Die Verabschiedung der EU-Lieferkettenrichtlinie (Corporate Sustainability Due Diligence Directive, CSDDD) im Mai 2024 stellte einen Paradigmenwechsel dar. Über viele Jahre hatten Gewerkschaften und Organisationen der Zivilgesellschaft nachdrücklich gefordert, verbindliche Standards gegen Menschenrechtsverletzungen von Unternehmen einzuführen. Mit der EU-Lieferkettenrichtlinie bekannte sich die EU dazu, Profitstreben auf Kosten von Menschen und der Umwelt nicht länger zu ignorieren. Ein neuerlicher Paradigmenwechsel ist nun jedoch das im Februar 2025 vorgelegte Omnibus I Paket: Damit schlägt die EU-Kommission bedeutende Änderungen der CSDDD vor - mit weitreichenden Auswirkungen auf Unternehmen, Regierungen und die Gesellschaft. Darüber wurde im Zuge einer gemeinsamen Veranstaltung von AK EUROPA, dem ÖGB Europabüro, EGB, ECCJ und FoEE unter der Moderation von Sylvia Obregon (ECCJ) diskutiert.
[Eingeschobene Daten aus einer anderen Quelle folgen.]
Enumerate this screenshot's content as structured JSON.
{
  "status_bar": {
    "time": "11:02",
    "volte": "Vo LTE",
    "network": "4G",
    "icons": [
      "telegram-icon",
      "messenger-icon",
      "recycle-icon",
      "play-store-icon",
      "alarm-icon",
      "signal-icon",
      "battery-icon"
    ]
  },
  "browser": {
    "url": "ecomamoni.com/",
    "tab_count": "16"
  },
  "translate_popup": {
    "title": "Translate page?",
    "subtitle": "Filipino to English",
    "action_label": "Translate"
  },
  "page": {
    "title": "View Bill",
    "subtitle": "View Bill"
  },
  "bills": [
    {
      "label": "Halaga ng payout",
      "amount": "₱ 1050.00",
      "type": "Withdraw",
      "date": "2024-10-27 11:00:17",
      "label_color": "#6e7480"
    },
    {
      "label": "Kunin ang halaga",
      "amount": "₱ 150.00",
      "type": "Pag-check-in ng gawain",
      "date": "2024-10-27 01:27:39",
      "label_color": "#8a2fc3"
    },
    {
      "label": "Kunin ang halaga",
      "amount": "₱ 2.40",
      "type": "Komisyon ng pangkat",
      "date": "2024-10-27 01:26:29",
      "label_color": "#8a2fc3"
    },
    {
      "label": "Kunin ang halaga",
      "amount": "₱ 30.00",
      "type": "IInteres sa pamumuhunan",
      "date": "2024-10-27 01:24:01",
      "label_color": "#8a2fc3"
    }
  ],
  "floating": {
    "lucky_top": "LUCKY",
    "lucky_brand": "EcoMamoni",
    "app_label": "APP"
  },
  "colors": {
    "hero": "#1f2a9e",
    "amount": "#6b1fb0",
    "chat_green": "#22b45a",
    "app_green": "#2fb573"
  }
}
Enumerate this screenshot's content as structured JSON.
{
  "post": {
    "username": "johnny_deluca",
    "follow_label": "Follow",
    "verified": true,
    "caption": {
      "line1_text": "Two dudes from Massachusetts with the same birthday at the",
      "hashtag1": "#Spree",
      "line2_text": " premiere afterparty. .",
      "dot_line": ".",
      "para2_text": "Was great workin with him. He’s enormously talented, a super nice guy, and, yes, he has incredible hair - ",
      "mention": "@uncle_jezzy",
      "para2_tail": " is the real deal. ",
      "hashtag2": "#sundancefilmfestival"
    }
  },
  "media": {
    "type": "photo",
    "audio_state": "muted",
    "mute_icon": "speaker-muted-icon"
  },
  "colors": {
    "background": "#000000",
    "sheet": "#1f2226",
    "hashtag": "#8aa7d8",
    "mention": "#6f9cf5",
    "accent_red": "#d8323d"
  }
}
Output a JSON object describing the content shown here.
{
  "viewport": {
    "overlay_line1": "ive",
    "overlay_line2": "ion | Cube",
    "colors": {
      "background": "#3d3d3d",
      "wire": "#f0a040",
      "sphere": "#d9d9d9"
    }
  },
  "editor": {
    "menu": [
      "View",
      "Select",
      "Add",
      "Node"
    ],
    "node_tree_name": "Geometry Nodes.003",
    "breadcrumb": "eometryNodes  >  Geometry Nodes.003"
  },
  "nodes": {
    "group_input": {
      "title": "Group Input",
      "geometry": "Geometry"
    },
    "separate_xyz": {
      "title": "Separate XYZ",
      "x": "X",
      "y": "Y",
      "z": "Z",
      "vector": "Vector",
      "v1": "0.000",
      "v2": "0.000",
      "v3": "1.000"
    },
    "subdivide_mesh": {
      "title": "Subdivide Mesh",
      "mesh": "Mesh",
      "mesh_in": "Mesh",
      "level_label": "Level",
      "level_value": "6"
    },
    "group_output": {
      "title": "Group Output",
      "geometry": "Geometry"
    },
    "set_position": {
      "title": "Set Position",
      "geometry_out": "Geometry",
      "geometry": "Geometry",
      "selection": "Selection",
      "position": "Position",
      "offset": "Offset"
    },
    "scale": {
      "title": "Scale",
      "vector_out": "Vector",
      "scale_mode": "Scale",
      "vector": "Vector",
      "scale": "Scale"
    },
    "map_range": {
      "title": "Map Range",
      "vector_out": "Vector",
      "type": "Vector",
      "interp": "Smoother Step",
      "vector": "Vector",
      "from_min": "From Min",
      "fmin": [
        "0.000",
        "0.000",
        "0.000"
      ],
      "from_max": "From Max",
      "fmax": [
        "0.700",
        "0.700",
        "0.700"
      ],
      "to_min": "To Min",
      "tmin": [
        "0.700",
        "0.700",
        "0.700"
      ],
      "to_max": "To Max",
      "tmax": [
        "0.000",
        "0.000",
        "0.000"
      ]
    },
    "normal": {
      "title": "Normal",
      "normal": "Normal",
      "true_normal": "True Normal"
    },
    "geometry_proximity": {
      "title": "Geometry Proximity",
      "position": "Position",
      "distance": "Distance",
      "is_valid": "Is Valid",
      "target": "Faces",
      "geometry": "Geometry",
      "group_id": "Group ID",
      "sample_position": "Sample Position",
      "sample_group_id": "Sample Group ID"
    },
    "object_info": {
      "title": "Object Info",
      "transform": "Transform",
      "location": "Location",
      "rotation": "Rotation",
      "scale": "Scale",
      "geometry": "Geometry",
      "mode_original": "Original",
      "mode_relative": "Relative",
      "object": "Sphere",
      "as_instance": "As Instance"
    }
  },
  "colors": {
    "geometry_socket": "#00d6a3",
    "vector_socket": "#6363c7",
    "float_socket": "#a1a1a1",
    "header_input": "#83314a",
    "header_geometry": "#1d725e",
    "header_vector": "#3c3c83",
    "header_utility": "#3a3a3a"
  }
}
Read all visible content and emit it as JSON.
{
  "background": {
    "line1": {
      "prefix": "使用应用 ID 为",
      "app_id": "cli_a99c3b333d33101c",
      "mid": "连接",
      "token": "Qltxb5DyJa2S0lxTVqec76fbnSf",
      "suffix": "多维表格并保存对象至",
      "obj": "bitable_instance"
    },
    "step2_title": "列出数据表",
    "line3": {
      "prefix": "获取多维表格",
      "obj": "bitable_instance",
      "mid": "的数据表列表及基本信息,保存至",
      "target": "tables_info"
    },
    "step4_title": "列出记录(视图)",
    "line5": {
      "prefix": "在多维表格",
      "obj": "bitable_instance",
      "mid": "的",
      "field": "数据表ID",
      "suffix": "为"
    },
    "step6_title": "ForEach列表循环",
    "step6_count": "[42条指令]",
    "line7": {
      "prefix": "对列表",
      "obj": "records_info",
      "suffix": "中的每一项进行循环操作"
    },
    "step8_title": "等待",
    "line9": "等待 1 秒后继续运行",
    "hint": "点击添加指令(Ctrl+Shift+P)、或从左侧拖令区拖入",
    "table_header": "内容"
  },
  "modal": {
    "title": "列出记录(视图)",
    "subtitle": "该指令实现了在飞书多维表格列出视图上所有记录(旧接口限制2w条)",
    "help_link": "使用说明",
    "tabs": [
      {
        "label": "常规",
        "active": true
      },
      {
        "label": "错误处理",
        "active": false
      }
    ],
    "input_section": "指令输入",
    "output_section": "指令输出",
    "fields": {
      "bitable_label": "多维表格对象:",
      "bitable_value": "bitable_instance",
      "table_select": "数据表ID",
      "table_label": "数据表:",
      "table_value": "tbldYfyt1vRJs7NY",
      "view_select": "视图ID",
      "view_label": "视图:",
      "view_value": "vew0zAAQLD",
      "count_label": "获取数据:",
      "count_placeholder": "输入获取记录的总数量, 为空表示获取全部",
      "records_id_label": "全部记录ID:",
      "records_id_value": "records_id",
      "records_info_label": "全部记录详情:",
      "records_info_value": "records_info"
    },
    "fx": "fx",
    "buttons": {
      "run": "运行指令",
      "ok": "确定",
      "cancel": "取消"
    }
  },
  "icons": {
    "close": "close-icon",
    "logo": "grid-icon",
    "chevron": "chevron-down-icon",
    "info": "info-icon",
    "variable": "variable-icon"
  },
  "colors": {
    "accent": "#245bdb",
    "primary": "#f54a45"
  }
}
Kehrtwende in der EU-Nachhaltigkeitsgesetzgebung
In seinem Eröffnungsstatement verwies Valentin Wedl (AK Wien) darauf, dass der aktuelle Gesetzgebungsprozess nur dem Titel nach der „Vereinfachung“ diene, in Wahrheit aber demokratieschädigend sei und sich durch Diskursverweigerung und die Strategie „Speed kills“ auszeichne. Es werde vor allem den Forderungen der Industrie und einflussreicher Lobbygruppen nachgegeben, beginnend mit der Aufweichung des Green Deal und dann – so sei zu befürchten – der Abschaffung sozial- und arbeitsrechtlicher Errungenschaften, insbesondere aus der letzten Legislaturperiode. Dass etablierte Elemente des EU-Rechtssetzungsprozesses außer Kraft gesetzt werden, sah Valentin Wedl kritisch. Ein Beispiel dafür sei, dass die Omnibus-Gesetzgebung direkt über eine nicht für inhaltliche Debatten vorgesehene Untergruppe der Antici-Gruppe abgewickelt würde, anstatt wie üblich über die inhaltlich zuständigen Ratsarbeitsgruppen. Dadurch würde auch der Input der fachlich zuständigen Ministerien und die Einbindung von Stakeholdern stark reduziert.
Isabelle Schömann (EGB) rief in Erinnerung, dass entsetzliche Anlassfälle wie der Einsturz der Fabrik Rana Plaza mit tausenden toten Arbeiter:innen der Grund für die Einführung einer EU-Lieferkettenrichtlinie waren. In keiner Weise ging es darum, Unternehmen zu bestrafen, sondern um die Sicherung eines fairen Wettbewerbs. Einheitliche EU-weite Standards seien letztlich auch im Sinne der Unternehmen und basierten auf den Erfahrungen der OECD-Guidelines sowie nationaler Gesetze in Deutschland und Frankreich. Das Argument der Überforderung von KMU durch die CSDDD sah Isabelle Schömann als unberechtigt. Zum einen bestehen in der Lieferkettenrichtlinie viele Ausnahmen, zum anderen ist der KMU-Test ein Standard-Instrument in der EU-Gesetzgebung. Im Hinblick auf die ebenfalls vom Omnibus I erfasste Richtlinie zur Nachhaltigkeitsberichterstattung (CSRD) verwies Isabelle Schömann darauf, dass in der EFRAG auf Vorgabe der Kommission gerade die Europäischen Nachhaltigkeitsberichtsstandards (European Sustainability Reporting Standards, ESRS) überarbeitet werden müssen. Dabei verhandle man über Standards, die unterhalb des internationalen Niveaus liegen. Auch die EZB hat jüngst in einer Stellungnahme zur CSDDD und CSRD-Gesetzgebung betont, welch hohe Bedeutung einheitlichen Standards zukommt und sich etwa gegen die von der Kommission vorgeschlagene Einschränkung des Anwendungsbereichs der CSRD ausgesprochen.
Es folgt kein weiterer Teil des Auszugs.